Quello che comunemente chiamiamo zucchero, e che versiamo nel caffè o nella spremuta d’arancio, è dal punto di vista chimico e alimentare un composto organico della famiglia dei carboidrati. Formati da carbonio, idrogeno e ossigeno, i carboidrati (chiamati anche glucidi) hanno una funzione essenzialmente energetica. A seconda della struttura, si dividono in monosaccaridi, disaccaridi e polisaccaridi. I primi rappresentano l’unità di base dei carboidrati: sono monosaccaridi il fruttosio (lo zucchero della frutta) e il glucosio, che è lo zucchero in cui uomini e animali convertono i carboidrati per poterli utilizzare. I disaccaridi derivano dall’unione di due molecole di monosaccaridi: il lattosio (lo zucchero del latte) e il saccarosio, che è lo zucchero da cucina (formato da una molecola di fruttosio e una di glucosio) ne sono gli esempi principali. L’ultima categoria è quella dei polisaccaridi (anch’essi, a volte, definiti impropriamente zuccheri), presenti nelle patate, nei legumi e nei farinacei (come pasta o pane).
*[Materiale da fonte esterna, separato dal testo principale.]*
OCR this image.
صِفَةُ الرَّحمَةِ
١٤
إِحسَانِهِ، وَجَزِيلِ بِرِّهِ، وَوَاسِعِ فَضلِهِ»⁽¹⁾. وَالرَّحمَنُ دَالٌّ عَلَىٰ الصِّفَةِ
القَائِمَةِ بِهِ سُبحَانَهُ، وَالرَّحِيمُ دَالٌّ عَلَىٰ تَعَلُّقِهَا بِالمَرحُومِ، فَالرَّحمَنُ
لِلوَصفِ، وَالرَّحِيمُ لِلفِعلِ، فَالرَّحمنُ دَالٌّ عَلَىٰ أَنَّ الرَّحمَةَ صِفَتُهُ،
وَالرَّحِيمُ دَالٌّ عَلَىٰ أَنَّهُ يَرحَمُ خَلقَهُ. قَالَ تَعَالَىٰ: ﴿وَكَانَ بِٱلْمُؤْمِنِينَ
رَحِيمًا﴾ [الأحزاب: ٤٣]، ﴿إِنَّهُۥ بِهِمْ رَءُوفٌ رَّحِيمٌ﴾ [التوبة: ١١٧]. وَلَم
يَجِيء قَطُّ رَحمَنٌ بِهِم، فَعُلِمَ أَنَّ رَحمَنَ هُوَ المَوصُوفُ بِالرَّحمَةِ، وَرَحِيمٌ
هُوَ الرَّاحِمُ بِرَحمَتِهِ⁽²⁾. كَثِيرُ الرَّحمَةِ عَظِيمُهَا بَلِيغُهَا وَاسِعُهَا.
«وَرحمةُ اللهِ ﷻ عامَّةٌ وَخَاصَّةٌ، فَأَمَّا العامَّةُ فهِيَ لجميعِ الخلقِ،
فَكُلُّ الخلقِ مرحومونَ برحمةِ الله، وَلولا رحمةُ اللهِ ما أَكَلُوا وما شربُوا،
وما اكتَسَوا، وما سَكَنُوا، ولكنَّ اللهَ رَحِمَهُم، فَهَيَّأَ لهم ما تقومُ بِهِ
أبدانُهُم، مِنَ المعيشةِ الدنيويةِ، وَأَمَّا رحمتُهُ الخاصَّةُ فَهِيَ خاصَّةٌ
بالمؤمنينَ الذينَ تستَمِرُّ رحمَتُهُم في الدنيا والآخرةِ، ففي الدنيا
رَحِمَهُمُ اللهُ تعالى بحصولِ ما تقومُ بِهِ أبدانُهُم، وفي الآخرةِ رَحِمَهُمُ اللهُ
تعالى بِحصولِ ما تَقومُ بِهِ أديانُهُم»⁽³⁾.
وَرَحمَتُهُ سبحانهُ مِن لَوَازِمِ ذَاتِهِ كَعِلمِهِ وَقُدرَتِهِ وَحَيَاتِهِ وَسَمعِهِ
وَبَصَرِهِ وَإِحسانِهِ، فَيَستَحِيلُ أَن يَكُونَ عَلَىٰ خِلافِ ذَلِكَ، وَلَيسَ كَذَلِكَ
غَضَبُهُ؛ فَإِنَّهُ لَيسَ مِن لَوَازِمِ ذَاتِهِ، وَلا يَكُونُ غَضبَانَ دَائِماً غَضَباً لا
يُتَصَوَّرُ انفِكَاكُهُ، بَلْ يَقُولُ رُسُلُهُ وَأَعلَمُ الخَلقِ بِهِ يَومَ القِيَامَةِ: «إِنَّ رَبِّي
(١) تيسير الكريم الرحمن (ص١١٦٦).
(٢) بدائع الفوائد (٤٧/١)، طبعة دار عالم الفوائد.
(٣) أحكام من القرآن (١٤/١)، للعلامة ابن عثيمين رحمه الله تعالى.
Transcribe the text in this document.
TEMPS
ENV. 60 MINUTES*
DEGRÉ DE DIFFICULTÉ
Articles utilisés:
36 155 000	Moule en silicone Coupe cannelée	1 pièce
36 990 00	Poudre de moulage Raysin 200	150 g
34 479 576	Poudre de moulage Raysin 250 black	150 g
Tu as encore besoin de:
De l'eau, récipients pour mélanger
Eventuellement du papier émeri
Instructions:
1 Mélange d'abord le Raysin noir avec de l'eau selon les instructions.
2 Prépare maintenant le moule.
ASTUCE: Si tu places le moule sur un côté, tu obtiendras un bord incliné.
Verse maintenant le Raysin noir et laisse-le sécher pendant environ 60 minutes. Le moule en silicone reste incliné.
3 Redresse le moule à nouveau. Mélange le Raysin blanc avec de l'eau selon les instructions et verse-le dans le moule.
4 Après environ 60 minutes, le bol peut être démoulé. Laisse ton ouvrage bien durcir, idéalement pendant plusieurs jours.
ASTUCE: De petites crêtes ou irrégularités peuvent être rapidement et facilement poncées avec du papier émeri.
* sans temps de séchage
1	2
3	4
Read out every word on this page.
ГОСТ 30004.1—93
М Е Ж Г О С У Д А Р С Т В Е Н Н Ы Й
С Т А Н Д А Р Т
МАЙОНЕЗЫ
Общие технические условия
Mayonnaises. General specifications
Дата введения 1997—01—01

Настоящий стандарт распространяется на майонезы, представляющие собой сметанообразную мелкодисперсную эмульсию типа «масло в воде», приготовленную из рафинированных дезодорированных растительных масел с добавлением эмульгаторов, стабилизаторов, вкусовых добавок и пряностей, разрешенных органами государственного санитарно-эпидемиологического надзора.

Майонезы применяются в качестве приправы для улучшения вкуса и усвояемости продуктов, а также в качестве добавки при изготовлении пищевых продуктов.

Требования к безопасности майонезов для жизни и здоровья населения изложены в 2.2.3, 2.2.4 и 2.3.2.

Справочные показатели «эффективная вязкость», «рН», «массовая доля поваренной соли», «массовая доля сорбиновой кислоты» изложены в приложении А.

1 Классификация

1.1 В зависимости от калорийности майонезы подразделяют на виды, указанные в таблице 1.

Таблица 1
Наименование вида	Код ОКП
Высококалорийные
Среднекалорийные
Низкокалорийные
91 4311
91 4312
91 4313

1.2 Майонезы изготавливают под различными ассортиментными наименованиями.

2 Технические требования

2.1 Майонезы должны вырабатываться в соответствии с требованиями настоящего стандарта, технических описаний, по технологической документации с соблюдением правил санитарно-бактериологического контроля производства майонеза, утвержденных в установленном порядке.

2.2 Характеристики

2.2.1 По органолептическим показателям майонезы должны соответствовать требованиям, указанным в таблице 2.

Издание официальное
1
Dei polisaccaridi fa parte il glicogeno, che viene prodotto dall’organismo dagli zuccheri semplici in eccesso: immagazzinato nei muscoli e nel fegato, può essere trasformato in glucosio in caso di necessità. Tutti i carboidrati forniscono un’energia pari a 4 kcal/grammo: da essi dovrebbe derivare circa il 60% dell’apporto calorico quotidiano. Gli zuccheri, ovvero i monosaccaridi e i disaccaridi, non dovrebbero superare il 10-15% del totale.
Con lo sviluppo dell’industria chimica, negli ultimi decenni, sono entrati sul mercato prodotti sintetici alternativi agli zuccheri naturali.
Il loro elevato potere dolcificante (fino a 500 volte il saccarosio) ne rende possibile l’uso in quantità modestissime.
Utili per chi soffre di diabete, i dolcificanti sintetici sono spesso abusati dalle persone che vogliono perdere peso.
Ricercatori e medici, a più riprese, hanno segnalato il rischio che questi prodotti possano avere effetti collaterali, anche gravi (dalla cefalea al cancro).
I più noti sono il ciclamato, la saccarina e l’aspartame: i primi due hanno un contenuto calorico nullo, il terzo (che non si può cucinare) ha le stesse calorie dello zucchero, ma un potere dolcificante 200 volte superiore.